Petite dernière de sa grande fratrie composé de douze frères plus ou moins sympathiques et passablement turbulents, Aëll est aussi cette petite personne dont on se moque et qu'on ignore le reste du temps. Un jour, elle laisse derrière elle son petit univers gris et froid pour s'embarquer sur un petit voilier, pour prendre la mer. Elle peut ainsi mettre en pratique ses observations menées sur ses nombreux grands frère et son père, tous pécheurs. Défiant cette peur qui meuble son quotidien, Aëll s'engage pour un voyage en mer où elle vivra moult aventures, mais où , surtout, elle partira en quête d'elle-même.
"Le voyage d'Aëll" est le cinquième membre de la collection "Perdre le Nord" et pour le moment, le plus court. Toutefois, il n'en est pas moins intéressant. Il dégage quelque chose d'onirique et de doux, où on se sent bercé par la houle.
À partir d'ici, il y aura des divulgâchis.
Aëll rencontre un banc de baleines endormies paisiblement, alors qu'un homme qui s'en fait le gardien, les berce avec des chants et les manipule pour les positionner selon leurs préférence, tel un papa. Edwyn, de son nom, me semble incarner ces inconditionnels amoureux des animaux. Je me rend compte, en écrivant ses lignes, qui pourrait incarner l'idéal paternel d'Aëll, un homme doux, sensible et prévenant, qui connait ses "enfants" et souhaite autant leur confort que leur bien-être.
Sa seconde rencontre sera celle des Reines de l'île au sable rouge. L'une lui racontera sa formidable histoire de ruse et de piraterie, où elle passera de simple passagère à Capitaine, pour trouver l'amour au bras d'une princesse, qui se seront d'abord longtemps fréquentées. Sur cette île qu'elles gouvernent ensemble, se tiennent des rencontres secrètes, sous le couver de la nuit, où des femmes de toute classe sociale se retrouvent pour se raconter des histoires, un thé à la mains. C'est dans cet univers douillet et chaleureux qu'Aëll découvre le pouvoir de la sororité, qui contraste fortement avec la fraternité bagarreuse et moqueuse de sa propre famille. Aëll se sent écoutée, considérée et même aimée. C'est au terme de nombreux mois qu'elle reprend la mer, bien plus confiante et solide qu'elle ne l'a jamais été. Elle sait maintenant qu'on peut porter ses amitiés à travers le temps et l'espace et que ce ne sont que des au revoir, pas des adieux.
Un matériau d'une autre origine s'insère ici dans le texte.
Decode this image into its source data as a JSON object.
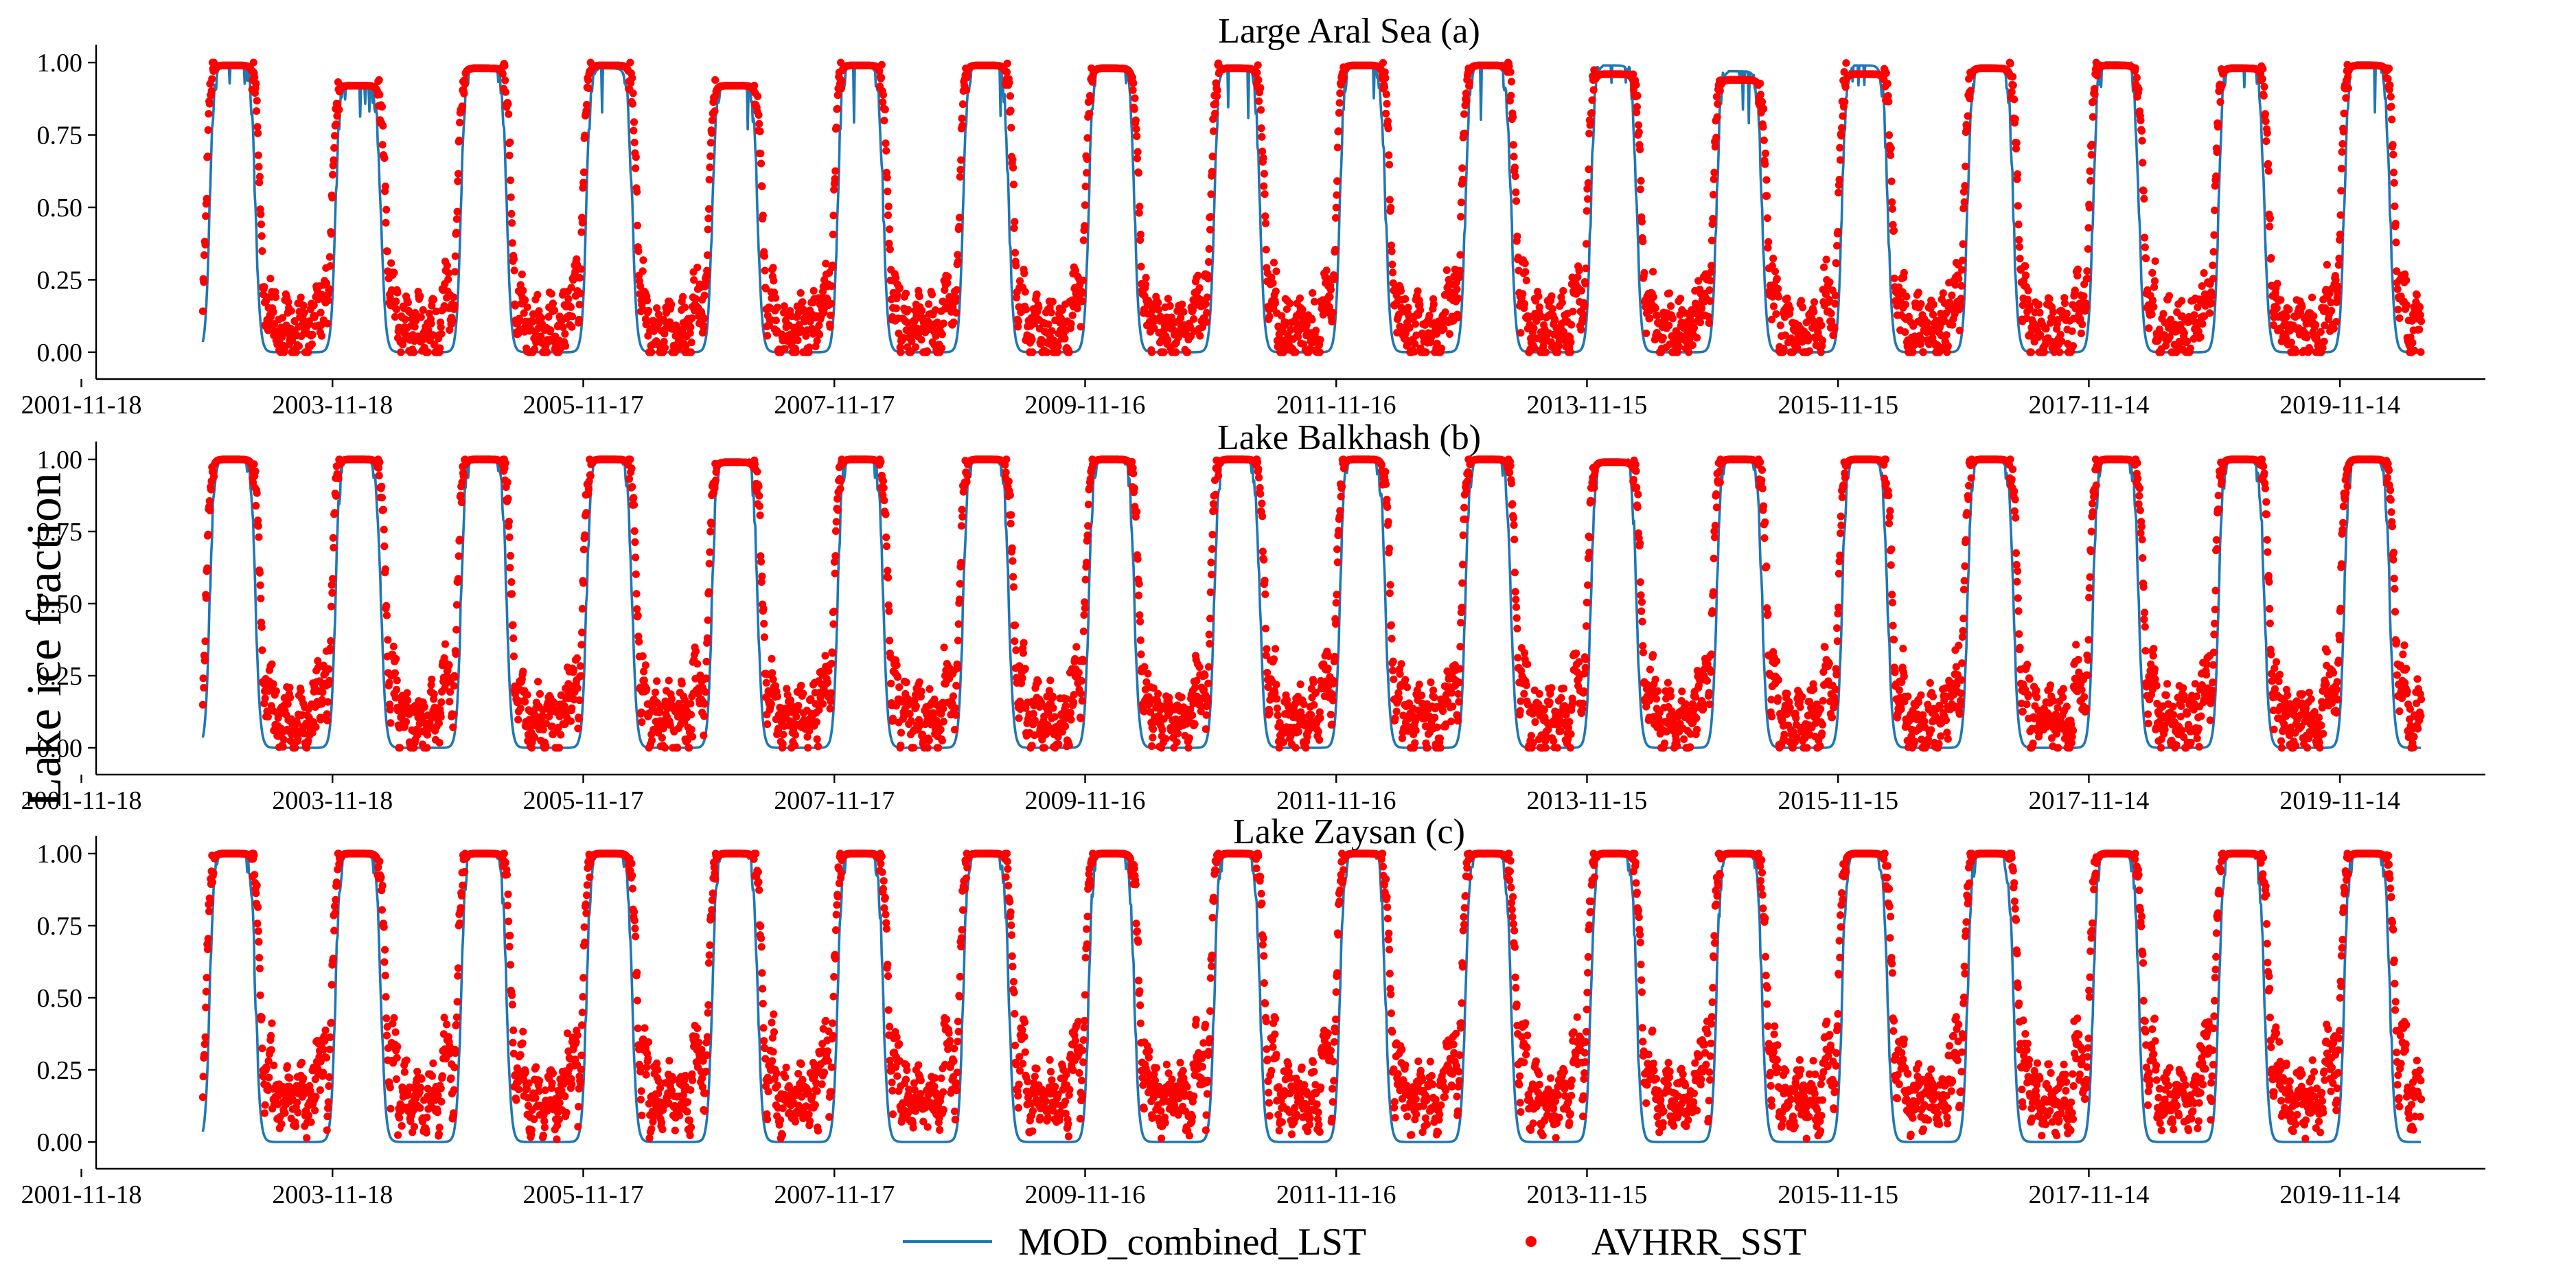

Enfin, alors qu'elle ressens son premier sentiment nostalgique pour son foyer, Aëll traverse sa plus grande crainte: une tempête en mer. Celles-là même dont ses frères nourrissaient par malice. La jeune fille s'en sortira et retrouvera son foyer - du moins un temps. Il serait agréable de croire que tout ce qu'elle a laissé derrière a changé durant son long voyage, mais il n'en fut rien. La seule chose qui a réellement changé est Aëll elle-même, plus affirmée dans sa connaissance de soi et emplie de souvenirs et de rencontres ayant contribuer à la faire grandir et murir. Et ça, pour citer l'auteur: " Et personne ne pourra jamais rien faire contre ça".
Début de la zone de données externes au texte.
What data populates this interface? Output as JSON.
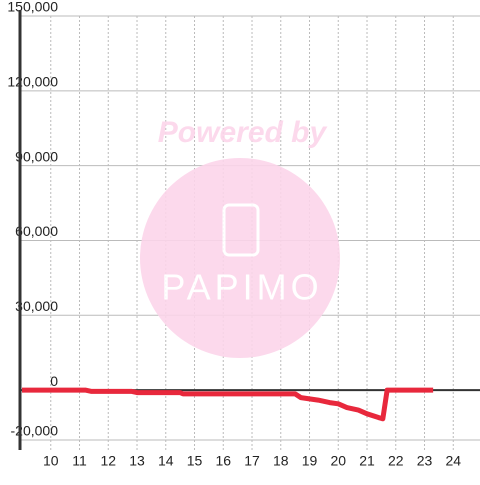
{
  "chart_data": {
    "type": "line",
    "watermark": {
      "title": "Powered by",
      "brand": "PAPIMO"
    },
    "x": [
      9,
      11.2,
      11.4,
      12.8,
      13,
      14.5,
      14.6,
      18.5,
      18.7,
      19.3,
      19.7,
      20,
      20.3,
      20.7,
      21,
      21.4,
      21.55,
      21.7,
      23.3
    ],
    "series": [
      {
        "color": "#e8283c",
        "values": [
          0,
          0,
          -500,
          -500,
          -1000,
          -1000,
          -1500,
          -1500,
          -3000,
          -4000,
          -5000,
          -5500,
          -7000,
          -8000,
          -9500,
          -11000,
          -11500,
          0,
          0
        ]
      }
    ],
    "xlim": [
      8.93,
      24.93
    ],
    "xticks": [
      10,
      11,
      12,
      13,
      14,
      15,
      16,
      17,
      18,
      19,
      20,
      21,
      22,
      23,
      24
    ],
    "ylim": [
      -20000,
      150000
    ],
    "yticks": [
      {
        "value": -20000,
        "label": "-20,000"
      },
      0,
      {
        "value": 30000,
        "label": "30,000"
      },
      {
        "value": 60000,
        "label": "60,000"
      },
      {
        "value": 90000,
        "label": "90,000"
      },
      {
        "value": 120000,
        "label": "120,000"
      },
      {
        "value": 150000,
        "label": "150,000"
      }
    ],
    "grid": true
  }
}
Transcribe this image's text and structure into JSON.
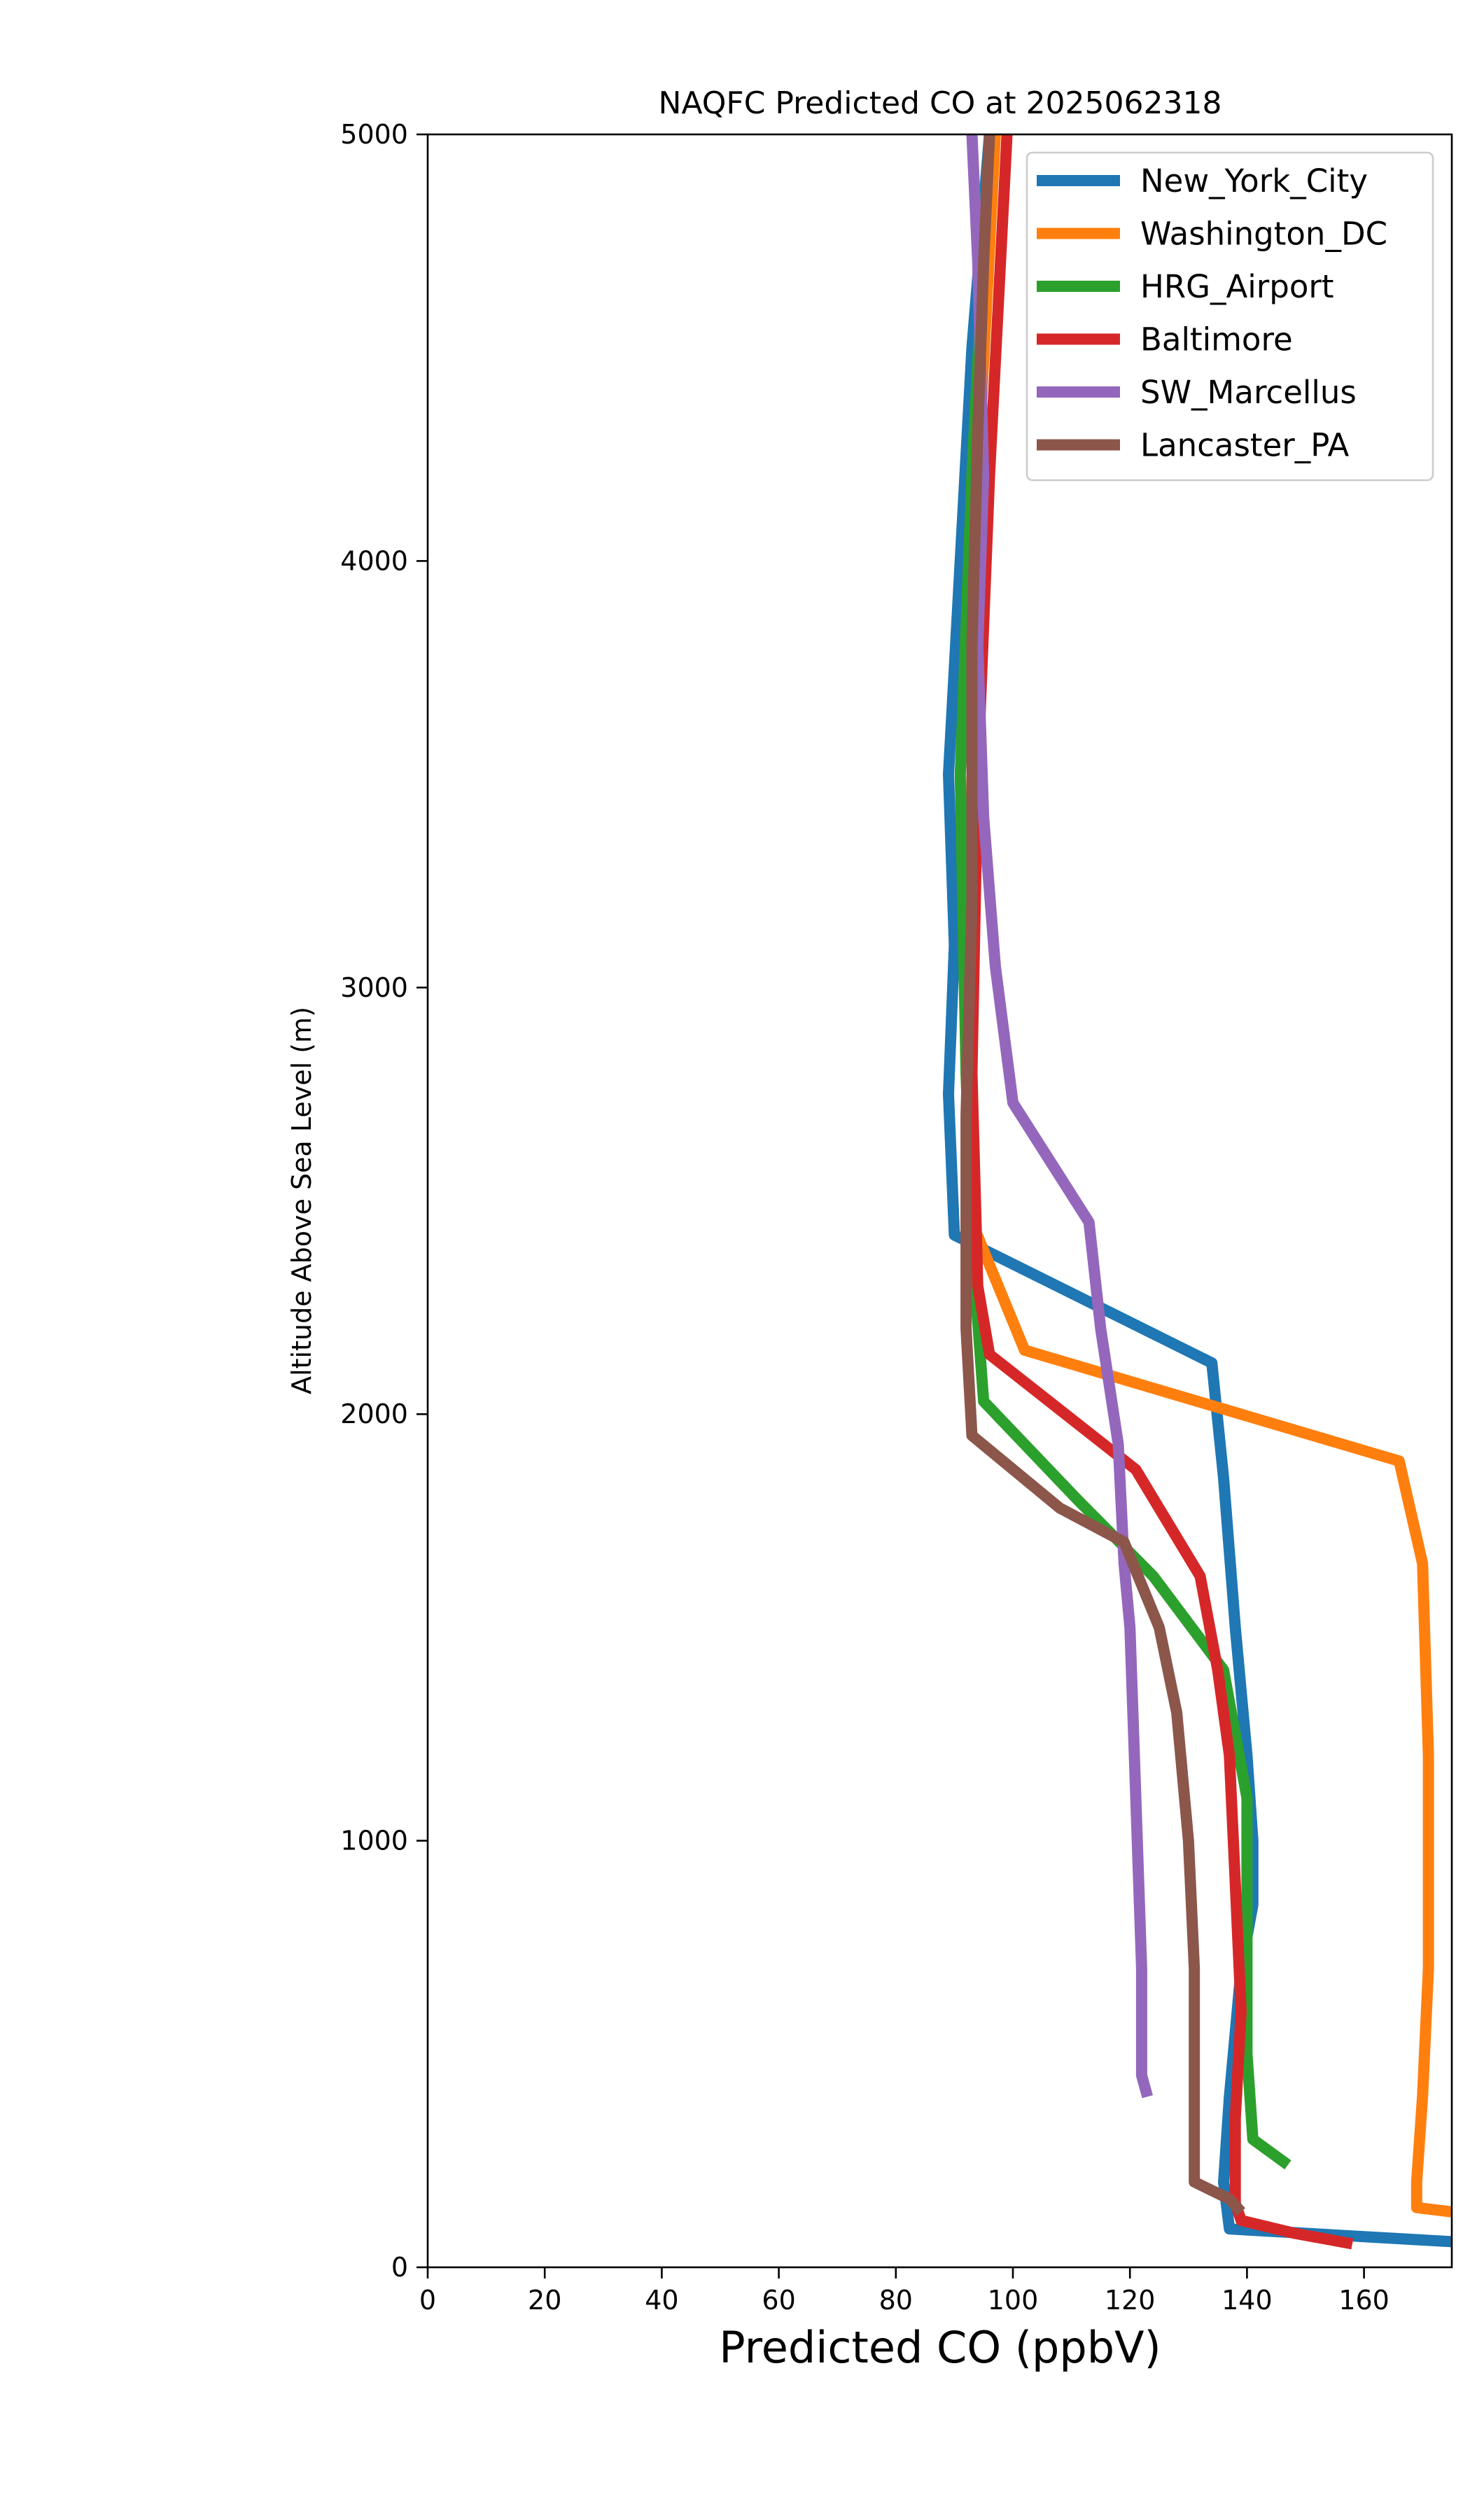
{
  "chart_data": {
    "type": "line",
    "title": "NAQFC Predicted CO at 2025062318",
    "xlabel": "Predicted CO (ppbV)",
    "ylabel": "Altitude Above Sea Level (m)",
    "xlim": [
      0,
      175
    ],
    "ylim": [
      0,
      5000
    ],
    "x_ticks": [
      "0",
      "20",
      "40",
      "60",
      "80",
      "100",
      "120",
      "140",
      "160"
    ],
    "y_ticks": [
      "0",
      "1000",
      "2000",
      "3000",
      "4000",
      "5000"
    ],
    "grid": false,
    "legend_position": "top-right",
    "series": [
      {
        "name": "New_York_City",
        "color": "#1f77b4",
        "points": [
          [
            175,
            60
          ],
          [
            137,
            90
          ],
          [
            136,
            200
          ],
          [
            137,
            400
          ],
          [
            139,
            700
          ],
          [
            141,
            850
          ],
          [
            141,
            1000
          ],
          [
            140,
            1200
          ],
          [
            138,
            1500
          ],
          [
            136,
            1850
          ],
          [
            134,
            2120
          ],
          [
            90,
            2420
          ],
          [
            89,
            2750
          ],
          [
            90,
            3100
          ],
          [
            89,
            3500
          ],
          [
            93,
            4500
          ],
          [
            96,
            5000
          ]
        ]
      },
      {
        "name": "Washington_DC",
        "color": "#ff7f0e",
        "points": [
          [
            175,
            130
          ],
          [
            169,
            140
          ],
          [
            169,
            200
          ],
          [
            170,
            400
          ],
          [
            171,
            700
          ],
          [
            171,
            900
          ],
          [
            171,
            1200
          ],
          [
            170,
            1650
          ],
          [
            166,
            1890
          ],
          [
            102,
            2150
          ],
          [
            93,
            2450
          ],
          [
            92,
            2800
          ],
          [
            93,
            3500
          ],
          [
            94,
            4200
          ],
          [
            97,
            5000
          ]
        ]
      },
      {
        "name": "HRG_Airport",
        "color": "#2ca02c",
        "points": [
          [
            147,
            240
          ],
          [
            141,
            300
          ],
          [
            140,
            500
          ],
          [
            140,
            800
          ],
          [
            140,
            1100
          ],
          [
            136,
            1400
          ],
          [
            124,
            1620
          ],
          [
            111,
            1800
          ],
          [
            95,
            2030
          ],
          [
            93,
            2400
          ],
          [
            92,
            2800
          ],
          [
            91,
            3500
          ],
          [
            93,
            4200
          ],
          [
            96,
            5000
          ]
        ]
      },
      {
        "name": "Baltimore",
        "color": "#d62728",
        "points": [
          [
            158,
            55
          ],
          [
            148,
            80
          ],
          [
            139,
            110
          ],
          [
            138,
            150
          ],
          [
            138,
            350
          ],
          [
            139,
            600
          ],
          [
            138,
            900
          ],
          [
            137,
            1200
          ],
          [
            135,
            1400
          ],
          [
            132,
            1620
          ],
          [
            121,
            1870
          ],
          [
            96,
            2140
          ],
          [
            94,
            2300
          ],
          [
            93,
            2800
          ],
          [
            94,
            3500
          ],
          [
            96,
            4200
          ],
          [
            99,
            5000
          ]
        ]
      },
      {
        "name": "SW_Marcellus",
        "color": "#9467bd",
        "points": [
          [
            123,
            400
          ],
          [
            122,
            450
          ],
          [
            122,
            700
          ],
          [
            121,
            1100
          ],
          [
            120,
            1500
          ],
          [
            119,
            1650
          ],
          [
            118,
            1930
          ],
          [
            115,
            2200
          ],
          [
            113,
            2450
          ],
          [
            100,
            2730
          ],
          [
            97,
            3050
          ],
          [
            95,
            3400
          ],
          [
            94,
            3800
          ],
          [
            95,
            4200
          ],
          [
            94,
            4700
          ],
          [
            93,
            5000
          ]
        ]
      },
      {
        "name": "Lancaster_PA",
        "color": "#8c564b",
        "points": [
          [
            139,
            130
          ],
          [
            137,
            160
          ],
          [
            131,
            200
          ],
          [
            131,
            400
          ],
          [
            131,
            700
          ],
          [
            130,
            1000
          ],
          [
            128,
            1300
          ],
          [
            125,
            1500
          ],
          [
            122,
            1600
          ],
          [
            119,
            1700
          ],
          [
            108,
            1780
          ],
          [
            93,
            1950
          ],
          [
            92,
            2200
          ],
          [
            92,
            2700
          ],
          [
            93,
            3200
          ],
          [
            93,
            3800
          ],
          [
            94,
            4300
          ],
          [
            95,
            4700
          ],
          [
            96,
            5000
          ]
        ]
      }
    ]
  }
}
Comme les autres membres de la fratrie Perdre le Nord, nous avons droit à de belles illustrations. J'aime particulièrement celle avec les baleines qui roupillent à la verticale, sereinement suspendues dans l'eau. La couverture aussi est jolie, avec cette même douceur un peu mélancolique qu'on retrouve dans l'histoire.
Comme les autres auteurs et autrices qui ont façonné la collection, Charly Mullot apporte des précisions à la fin du roman quant aux inspirations folkloriques et légendaires qui parsèment le récit. Iel a entre autre choisi le conte traditionnel "La femme Capitaine" ( ou "La fille qui a marié la princesse") qui "existe en plusieurs versions [comme la plupart des contes], qu'on retrouve en Europe de l'Est, dans le monde arabe, en Asie et surtout en Méditerranée. "(P.93). C'est l'inspiration pour la fameuse capitaine devenue Reine. Au Chapitre 8, là où les femmes se racontent des histoires, on retrouve deux histoires du répertoire de contes de Nasreddine, "histoires qui voyagent depuis des siècles à travers la Turquie, l'Iran, l'Afghanistan et certains pays arabes comme la Syrie, l'Irak, l'Égypte ou le Maroc" (P.94). L'histoire de la princesse qui se transforme en biche provient du chant traditionnel européen "La blanche biche", une complainte.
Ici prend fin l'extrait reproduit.